Johannesburg. After America, now South Africa has also decided to stop using the Johnson & Johnson Kovid-19 vaccine. There were reports that blood clots had accumulated in the bodies of six women who were vaccinated by the company and the platelets fell as well. “After finding out this consultation, I had immediate discussions with our scientists who advised that the US Food and Drug Administration (FDA) decision should not be taken lightly,” Health Minister Jweli Mije said in a statement on Tuesday evening. Can be taken.

He said, “On his advice, we have decided to stop using this vaccine until blood clotting occurs and the relationship between Johnson & Johnson vaccines is detected.” There have been no reports of clotting, while 289,787 health care workers have received the vaccine. All cases of blood clotting have come in America. According to Johns Hopkins University data, 1,561,559 people have been infected with Kovid-19 in South Africa and 53,498 people have died.

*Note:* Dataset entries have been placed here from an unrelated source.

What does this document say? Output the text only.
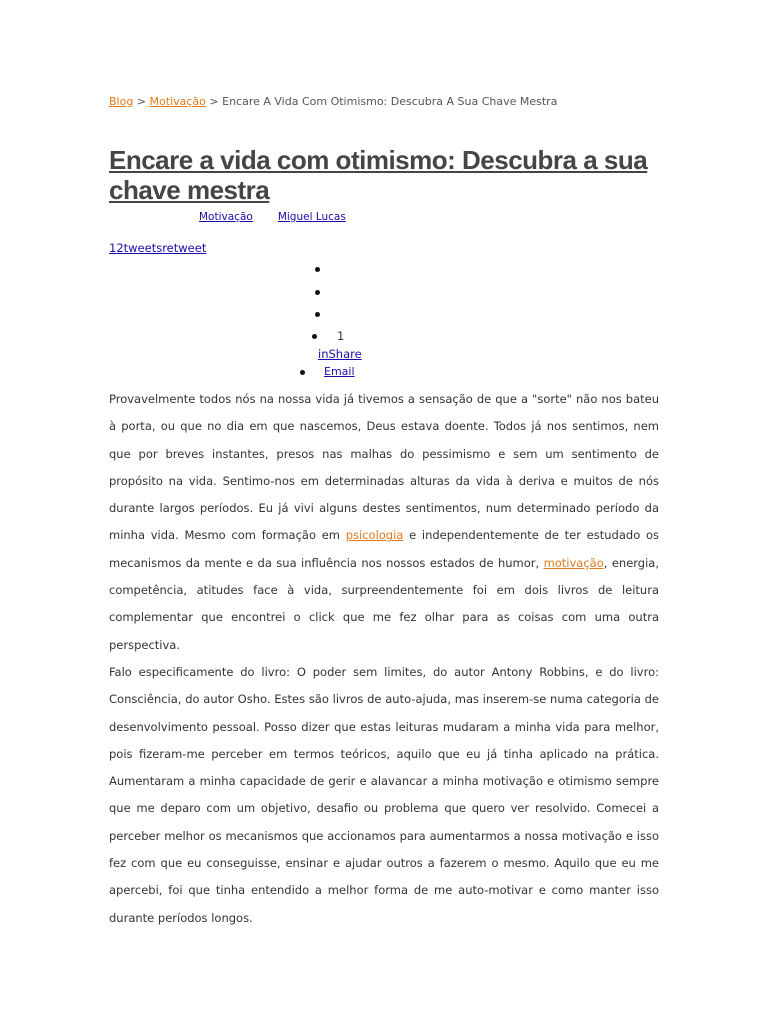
Blog > Motivação > Encare A Vida Com Otimismo: Descubra A Sua Chave Mestra
Encare a vida com otimismo: Descubra a sua chave mestra
Motivação Miguel Lucas
12tweetsretweet
1
inShare
Email

Provavelmente todos nós na nossa vida já tivemos a sensação de que a "sorte" não nos bateu à porta, ou que no dia em que nascemos, Deus estava doente. Todos já nos sentimos, nem que por breves instantes, presos nas malhas do pessimismo e sem um sentimento de propósito na vida. Sentimo-nos em determinadas alturas da vida à deriva e muitos de nós durante largos períodos. Eu já vivi alguns destes sentimentos, num determinado período da minha vida. Mesmo com formação em psicologia e independentemente de ter estudado os mecanismos da mente e da sua influência nos nossos estados de humor, motivação, energia, competência, atitudes face à vida, surpreendentemente foi em dois livros de leitura complementar que encontrei o click que me fez olhar para as coisas com uma outra perspectiva.

Falo especificamente do livro: O poder sem limites, do autor Antony Robbins, e do livro: Consciência, do autor Osho. Estes são livros de auto-ajuda, mas inserem-se numa categoria de desenvolvimento pessoal. Posso dizer que estas leituras mudaram a minha vida para melhor, pois fizeram-me perceber em termos teóricos, aquilo que eu já tinha aplicado na prática. Aumentaram a minha capacidade de gerir e alavancar a minha motivação e otimismo sempre que me deparo com um objetivo, desafio ou problema que quero ver resolvido. Comecei a perceber melhor os mecanismos que accionamos para aumentarmos a nossa motivação e isso fez com que eu conseguisse, ensinar e ajudar outros a fazerem o mesmo. Aquilo que eu me apercebi, foi que tinha entendido a melhor forma de me auto-motivar e como manter isso durante períodos longos.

Also read: Denmark becomes the first European country to completely ban AstraZeneca’s anti-Kovid-19 vaccine

Ban on the use of AstraZeneca in DenmarkLet me tell you, Denmark on Wednesday decided not to resume using the Oxford-AstraZeneca vaccine. Denmark postponed the use of this vaccine last month amid reports of blood clots in some people. Soren Brostrom, director of the Danish Health Authority, told reporters, ‘Denmark’s vaccination campaign will go ahead without the AstraZeneca vaccine.’ Brostrom stated that ‘there is a possible cross-reaction between vaccines and low platelet counts. We also know that there is a temporary relationship. It occurs one week to ten days after vaccination with AstraZeneca. ‘ Brostrom stated that ‘the decision is relevant. Most of the population in Denmark has been vaccinated and is under epidemic control. ‘ He said that ‘I can understand well that other countries are using vaccines’. The Danish Health Authority also said that ‘if the situation changes, then the vaccine can be reintroduced later’.